Plaintiffs' Motion for Summary Judgment
Plaintiffs have filed a motion for summary judgment on counts one, four, and six. Judge Strong recommends that Plaintiffs' motion for summary judgment be denied. Plaintiffs argue that their claim for conversion, count four, should be granted. Plaintiffs have not contested Judge Strong's recommendation that Plaintiffs' motion for summary judgment on counts one and six be denied.
Count 4: Conversion
Plaintiffs claim in count four that Halcón committed conversion by "netting" Plaintiffs' overriding royalty interest from other wells and applying that overriding royalty interest money to Plaintiffs' debt on the Wheeler Ranch 9-16 well. Plaintiffs contend that no contract or right entitled Halcón to offset Plaintiffs' obligation to pay for the Wheeler Ranch 9-16 well against Plaintiffs' overriding royalty interest for other wells.
Halcón points to evidence that Plaintiffs consented to Halcón's "netting" of the overriding royalty interest. Plaintiff St. George Coal sent an email to Halcón in January 2013. A principal for Plaintiff St. George Coal acknowledged in the email that "I also know St George Coal owes around 125k." The email further provided that "I hope St George Coal can continue to be netted for a few more months at which time I will make sure that their bills are caught up." Finally, the email recognized that "I know Sunshine plans to pay their outstanding balance next week." (Doc. 72 at 30 n.3; Doc. 40 at 10). Halcón further contends that Plaintiff Sunshine Pacific issued a check to Halcón. Halcón suggests that Plaintiff Sunshine Pacific paid the amount that it owed after having subtracted the money that Halcón had "netted" from their overriding royalty interest. (Doc. 72 at 30 n.3).
Halcón has presented evidence that Plaintiffs consented to the "netting." This evidence undermines Plaintiffs' claim that the "netting" resulted in conversion of Plaintiffs' property. This evidence creates a genuine issue of material fact that would preclude summary judgment under these circumstances. Anderson, 477 U.S. at 250. Plaintiffs' motion for summary judgment on count four is denied.
Counts 1 & 6
Plaintiffs contend in count one that Halcón committed breach of contract because the costs of the Wheeler Ranch 9-16 well substantially exceeded the estimated costs.
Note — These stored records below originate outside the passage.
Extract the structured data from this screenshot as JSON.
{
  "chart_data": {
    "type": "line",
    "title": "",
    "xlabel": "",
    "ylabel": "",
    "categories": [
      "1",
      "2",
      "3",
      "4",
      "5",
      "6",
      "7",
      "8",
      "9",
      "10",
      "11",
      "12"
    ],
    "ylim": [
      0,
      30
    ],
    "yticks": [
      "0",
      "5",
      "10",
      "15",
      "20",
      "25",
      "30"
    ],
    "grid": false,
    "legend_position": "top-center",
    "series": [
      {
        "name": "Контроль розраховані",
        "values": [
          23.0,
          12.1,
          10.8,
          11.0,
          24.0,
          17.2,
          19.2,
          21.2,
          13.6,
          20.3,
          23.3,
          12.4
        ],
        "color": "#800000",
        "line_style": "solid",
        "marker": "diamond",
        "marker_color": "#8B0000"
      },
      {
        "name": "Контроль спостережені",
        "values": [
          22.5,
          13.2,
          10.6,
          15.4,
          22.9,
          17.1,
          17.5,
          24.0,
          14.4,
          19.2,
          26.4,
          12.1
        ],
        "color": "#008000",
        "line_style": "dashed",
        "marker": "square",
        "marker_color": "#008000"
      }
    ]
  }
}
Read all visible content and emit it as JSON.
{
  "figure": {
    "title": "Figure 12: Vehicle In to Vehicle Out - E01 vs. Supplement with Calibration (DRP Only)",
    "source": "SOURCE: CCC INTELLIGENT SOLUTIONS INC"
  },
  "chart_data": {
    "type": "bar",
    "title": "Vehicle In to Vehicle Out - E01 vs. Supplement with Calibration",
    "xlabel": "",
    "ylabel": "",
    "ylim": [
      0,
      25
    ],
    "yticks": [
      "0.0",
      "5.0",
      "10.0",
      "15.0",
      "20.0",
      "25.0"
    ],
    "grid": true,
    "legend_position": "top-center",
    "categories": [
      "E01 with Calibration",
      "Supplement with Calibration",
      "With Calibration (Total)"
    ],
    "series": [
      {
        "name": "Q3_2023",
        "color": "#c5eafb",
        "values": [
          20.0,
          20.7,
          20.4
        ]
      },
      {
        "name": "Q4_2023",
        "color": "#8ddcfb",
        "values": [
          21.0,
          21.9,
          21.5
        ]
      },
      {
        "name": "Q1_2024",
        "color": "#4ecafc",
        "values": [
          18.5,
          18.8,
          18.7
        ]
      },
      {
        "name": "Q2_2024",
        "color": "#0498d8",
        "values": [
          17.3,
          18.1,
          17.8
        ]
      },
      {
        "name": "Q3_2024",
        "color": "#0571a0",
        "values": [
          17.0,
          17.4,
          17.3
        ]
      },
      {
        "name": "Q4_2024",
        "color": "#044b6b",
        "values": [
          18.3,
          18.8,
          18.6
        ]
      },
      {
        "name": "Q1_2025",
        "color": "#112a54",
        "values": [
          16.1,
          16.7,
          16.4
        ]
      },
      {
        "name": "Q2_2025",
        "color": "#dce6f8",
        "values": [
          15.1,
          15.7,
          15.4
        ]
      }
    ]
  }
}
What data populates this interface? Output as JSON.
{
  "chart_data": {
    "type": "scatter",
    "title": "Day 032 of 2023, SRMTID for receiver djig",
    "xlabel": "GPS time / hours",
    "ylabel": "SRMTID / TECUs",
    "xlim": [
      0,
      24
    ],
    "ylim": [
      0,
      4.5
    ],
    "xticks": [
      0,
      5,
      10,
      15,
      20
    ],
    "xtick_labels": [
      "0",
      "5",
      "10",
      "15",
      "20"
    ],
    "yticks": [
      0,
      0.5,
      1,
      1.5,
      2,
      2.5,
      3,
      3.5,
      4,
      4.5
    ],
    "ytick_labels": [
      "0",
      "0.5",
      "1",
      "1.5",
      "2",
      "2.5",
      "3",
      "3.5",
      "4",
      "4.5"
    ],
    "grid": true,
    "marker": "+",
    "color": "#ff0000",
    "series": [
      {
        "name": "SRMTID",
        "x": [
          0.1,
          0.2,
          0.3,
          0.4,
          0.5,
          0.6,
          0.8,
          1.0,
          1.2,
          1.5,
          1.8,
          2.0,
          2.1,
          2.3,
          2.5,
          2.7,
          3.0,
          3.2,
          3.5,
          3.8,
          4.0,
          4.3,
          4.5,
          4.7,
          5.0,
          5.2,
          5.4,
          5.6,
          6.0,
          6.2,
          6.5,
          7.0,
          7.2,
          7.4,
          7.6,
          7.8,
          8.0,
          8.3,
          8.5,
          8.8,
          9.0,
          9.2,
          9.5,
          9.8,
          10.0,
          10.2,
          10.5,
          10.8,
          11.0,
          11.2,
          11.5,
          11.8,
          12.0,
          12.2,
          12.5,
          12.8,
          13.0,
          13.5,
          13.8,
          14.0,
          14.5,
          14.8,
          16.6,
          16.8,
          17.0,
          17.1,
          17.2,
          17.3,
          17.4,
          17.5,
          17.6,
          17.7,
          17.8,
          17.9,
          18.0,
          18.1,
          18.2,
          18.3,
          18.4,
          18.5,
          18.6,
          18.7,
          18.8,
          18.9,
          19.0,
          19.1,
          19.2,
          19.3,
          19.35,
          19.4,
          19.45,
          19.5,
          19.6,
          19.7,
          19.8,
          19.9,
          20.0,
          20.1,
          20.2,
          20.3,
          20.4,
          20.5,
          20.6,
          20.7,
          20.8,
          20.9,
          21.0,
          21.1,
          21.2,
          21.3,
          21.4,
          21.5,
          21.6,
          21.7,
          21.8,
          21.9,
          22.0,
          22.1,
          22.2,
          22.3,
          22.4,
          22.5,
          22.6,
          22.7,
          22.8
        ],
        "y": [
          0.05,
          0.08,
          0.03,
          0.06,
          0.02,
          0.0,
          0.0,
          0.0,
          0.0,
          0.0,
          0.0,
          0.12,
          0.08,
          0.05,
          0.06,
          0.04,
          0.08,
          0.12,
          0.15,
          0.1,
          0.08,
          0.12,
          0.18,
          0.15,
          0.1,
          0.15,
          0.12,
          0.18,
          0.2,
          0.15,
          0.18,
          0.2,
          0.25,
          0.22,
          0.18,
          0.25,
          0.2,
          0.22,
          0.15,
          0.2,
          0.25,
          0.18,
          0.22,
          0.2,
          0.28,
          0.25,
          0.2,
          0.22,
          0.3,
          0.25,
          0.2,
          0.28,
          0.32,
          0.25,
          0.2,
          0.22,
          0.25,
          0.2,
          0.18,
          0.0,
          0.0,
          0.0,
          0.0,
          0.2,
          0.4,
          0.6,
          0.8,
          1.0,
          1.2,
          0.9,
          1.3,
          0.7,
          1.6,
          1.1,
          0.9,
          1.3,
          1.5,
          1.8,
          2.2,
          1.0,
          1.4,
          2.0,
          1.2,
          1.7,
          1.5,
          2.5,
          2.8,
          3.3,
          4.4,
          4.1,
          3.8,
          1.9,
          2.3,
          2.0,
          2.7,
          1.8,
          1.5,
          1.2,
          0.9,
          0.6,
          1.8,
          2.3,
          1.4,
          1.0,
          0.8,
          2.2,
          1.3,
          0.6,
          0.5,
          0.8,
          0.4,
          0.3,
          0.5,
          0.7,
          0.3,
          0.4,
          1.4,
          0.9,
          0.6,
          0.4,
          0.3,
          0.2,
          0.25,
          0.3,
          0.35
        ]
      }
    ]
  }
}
The Court has determined that the parties' contract included a cost estimate rather than a sum certain. Halcón argues that the increased costs were due, in part, to severe weather and accompanying runoff. Plaintiffs have failed to demonstrate that no genuine issues of material fact exist with relation to count one. Plaintiffs' motion for summary judgment on count one is denied.
Plaintiffs allege in count six that Halcón committed breach of the implied covenant of good faith and fair dealing by failing to pay Plaintiffs their overriding royalty interests from the other wells. Halcón has submitted evidence, however, that Plaintiffs consented to the "netting." Summary judgment would be inappropriate under these circumstances. Plaintiffs' motion for summary judgment on count six is denied.
IT IS HEREBY ORDERED:
1. Halcón's motion for summary judgment (Doc. 34) on counts 2, 3, and 8 is GRANTED.
2. Plaintiffs' cross-motion for summary judgment on counts 2, 3, and 8, and motion for summary judgment on counts 1, 4, and 6 (Doc. 37) is DENIED.